Dactylethrella tetrametra

Scientific classification
- Domain: Eukaryota
- Kingdom: Animalia
- Phylum: Arthropoda
- Class: Insecta
- Order: Lepidoptera
- Family: Gelechiidae
- Genus: Dactylethrella
- Species: D. tetrametra
- Binomial name: Dactylethrella tetrametra (Meyrick, 1913)
- Synonyms: Nothris tetrametra Meyrick, 1913;

= Dactylethrella tetrametra =

- Authority: (Meyrick, 1913)
- Synonyms: Nothris tetrametra Meyrick, 1913

Species of moth

Dactylethrella tetrametra is a moth in the family Gelechiidae. It was described by Edward Meyrick in 1913. It is found in Mpumalanga, South Africa and Réunion.
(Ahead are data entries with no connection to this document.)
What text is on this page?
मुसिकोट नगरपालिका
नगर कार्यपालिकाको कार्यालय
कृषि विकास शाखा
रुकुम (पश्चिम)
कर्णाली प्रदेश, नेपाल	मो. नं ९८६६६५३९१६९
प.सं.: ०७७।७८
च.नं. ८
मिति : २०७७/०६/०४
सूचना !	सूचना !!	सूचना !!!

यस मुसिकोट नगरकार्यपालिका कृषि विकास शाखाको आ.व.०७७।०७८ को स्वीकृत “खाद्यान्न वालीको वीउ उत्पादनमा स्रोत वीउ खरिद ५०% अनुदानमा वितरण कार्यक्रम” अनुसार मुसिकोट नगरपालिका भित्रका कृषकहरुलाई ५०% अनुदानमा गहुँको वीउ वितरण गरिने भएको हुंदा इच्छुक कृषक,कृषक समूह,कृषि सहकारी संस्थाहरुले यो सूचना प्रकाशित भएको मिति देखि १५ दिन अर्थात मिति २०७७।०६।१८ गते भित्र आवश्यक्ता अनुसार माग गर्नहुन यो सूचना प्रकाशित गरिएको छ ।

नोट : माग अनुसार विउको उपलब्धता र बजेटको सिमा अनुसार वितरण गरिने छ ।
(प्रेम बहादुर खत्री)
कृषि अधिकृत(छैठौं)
The wingspan is 9–11 mm. The forewings are pale yellow ochreous, irregularly suffused or marbled with whitish, sprinkled or finely irrorated (sprinkled) with fuscous and with four short oblique black marks on the costa from one-fifth to two-thirds. There is a black dot towards the costa near the base and a blackish dot beneath the fold at one-fifth. The stigmata is small and black, with the plical rather obliquely before the first discal. There is a small black dot above the dorsum before the tornus and there are several minute scattered black dots in the apical area. The hindwings are grey.